Thursday, June 25, 2009
It was my usual end-of-day confession of failure. Letters I hadn't written, phone calls I'd intended to make, opportunities for kindness I hadn't seized upon. God must be as tired of hearing these bedtime laments, I thought, as I was of making them.
That's when some drawings I'd seen that morning popped into my mind: a two-page spread in a volume of cartoons in the dentist's waiting room. There were no captions, just thirty black-and-white drawings tracing a day in the life of a cymbal player. The musician wakes up, shaves, dresses, eats breakfast, studies his score. Finally he puts his cymbals in their case, travels to the concert hall and takes his place in the percussion section of the orchestra.

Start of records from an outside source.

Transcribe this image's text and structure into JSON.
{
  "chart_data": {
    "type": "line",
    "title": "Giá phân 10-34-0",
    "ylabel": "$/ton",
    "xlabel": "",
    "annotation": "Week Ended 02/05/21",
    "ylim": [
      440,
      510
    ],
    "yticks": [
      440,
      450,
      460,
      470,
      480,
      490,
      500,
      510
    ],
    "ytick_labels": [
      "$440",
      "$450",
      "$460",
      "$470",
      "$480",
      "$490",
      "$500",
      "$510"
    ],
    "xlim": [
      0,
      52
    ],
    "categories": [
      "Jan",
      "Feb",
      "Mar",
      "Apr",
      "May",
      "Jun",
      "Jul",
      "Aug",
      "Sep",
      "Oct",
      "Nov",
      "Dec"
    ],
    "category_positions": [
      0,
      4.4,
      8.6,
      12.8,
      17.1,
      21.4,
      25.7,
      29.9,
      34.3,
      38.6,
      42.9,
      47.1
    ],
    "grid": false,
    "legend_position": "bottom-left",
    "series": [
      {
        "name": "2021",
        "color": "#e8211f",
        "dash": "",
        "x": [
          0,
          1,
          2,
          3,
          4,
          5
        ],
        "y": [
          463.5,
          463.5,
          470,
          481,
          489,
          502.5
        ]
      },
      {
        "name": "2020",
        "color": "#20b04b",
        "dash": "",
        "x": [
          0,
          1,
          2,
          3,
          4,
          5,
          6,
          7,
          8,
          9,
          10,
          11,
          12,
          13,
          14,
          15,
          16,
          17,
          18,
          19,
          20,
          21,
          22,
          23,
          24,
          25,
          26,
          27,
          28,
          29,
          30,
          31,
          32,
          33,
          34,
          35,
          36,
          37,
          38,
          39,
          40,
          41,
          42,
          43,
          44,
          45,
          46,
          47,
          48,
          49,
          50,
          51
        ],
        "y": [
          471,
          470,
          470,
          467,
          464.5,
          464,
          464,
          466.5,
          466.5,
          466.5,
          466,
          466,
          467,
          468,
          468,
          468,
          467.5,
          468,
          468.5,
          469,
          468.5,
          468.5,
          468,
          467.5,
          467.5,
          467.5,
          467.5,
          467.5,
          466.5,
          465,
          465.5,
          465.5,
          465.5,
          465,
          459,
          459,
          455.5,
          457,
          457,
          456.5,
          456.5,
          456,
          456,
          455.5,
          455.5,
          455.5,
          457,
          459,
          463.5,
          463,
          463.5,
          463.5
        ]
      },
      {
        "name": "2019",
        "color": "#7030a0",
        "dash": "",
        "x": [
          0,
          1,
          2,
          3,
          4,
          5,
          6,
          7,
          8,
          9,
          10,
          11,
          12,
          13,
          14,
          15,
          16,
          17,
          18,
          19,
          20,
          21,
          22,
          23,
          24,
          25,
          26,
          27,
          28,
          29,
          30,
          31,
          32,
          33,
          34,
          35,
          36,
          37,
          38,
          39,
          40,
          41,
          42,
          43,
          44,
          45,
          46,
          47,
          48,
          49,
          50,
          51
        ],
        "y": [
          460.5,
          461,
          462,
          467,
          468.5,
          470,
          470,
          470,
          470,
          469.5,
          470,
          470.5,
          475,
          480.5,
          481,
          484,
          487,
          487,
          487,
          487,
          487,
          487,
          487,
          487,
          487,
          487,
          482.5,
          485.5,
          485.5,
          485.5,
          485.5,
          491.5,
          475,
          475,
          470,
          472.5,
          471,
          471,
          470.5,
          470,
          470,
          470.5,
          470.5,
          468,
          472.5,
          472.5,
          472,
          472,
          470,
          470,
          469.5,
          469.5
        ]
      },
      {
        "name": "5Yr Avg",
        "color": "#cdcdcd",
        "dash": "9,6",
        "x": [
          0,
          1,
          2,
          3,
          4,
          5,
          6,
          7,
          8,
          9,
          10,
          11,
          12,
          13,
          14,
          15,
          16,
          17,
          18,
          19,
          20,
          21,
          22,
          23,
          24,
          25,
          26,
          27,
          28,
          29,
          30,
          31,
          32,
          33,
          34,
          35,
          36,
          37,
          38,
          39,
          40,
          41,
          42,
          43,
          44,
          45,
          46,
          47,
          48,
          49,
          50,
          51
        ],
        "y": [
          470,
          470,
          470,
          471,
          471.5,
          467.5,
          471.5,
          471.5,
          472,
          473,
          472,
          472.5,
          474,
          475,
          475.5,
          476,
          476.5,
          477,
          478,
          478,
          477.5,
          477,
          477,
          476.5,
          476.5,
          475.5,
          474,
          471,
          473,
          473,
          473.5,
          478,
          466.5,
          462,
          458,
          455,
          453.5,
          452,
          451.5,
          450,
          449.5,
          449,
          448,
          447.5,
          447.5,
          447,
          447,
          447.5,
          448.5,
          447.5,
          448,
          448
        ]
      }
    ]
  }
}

He waits quietly through most of the program. As his time to perform approaches, he seizes the cymbals and stands up, breathlessly watching the conductor's baton. The big moment comes! He clashes the cymbals together, one ringing, reverberating, perfectly timed note.
His allotted role accomplished, he leaves the stage, puts on hat and coat, travels home, enjoys dinner, yawns, puts on his pajamas, brushes his teeth, and goes to bed supremely content.
The cymbal player has done the one thing required of him. And was I, I wondered, remembering that picture-story, so capable and important—so central to God's plan—that He asked more of me? Maybe in the multiplicity of each day's events there was a single assignment for me. Maybe if I watched the Conductor more closely I would discover what it was.
Faithful Lord, what one thing have You for me to do this day?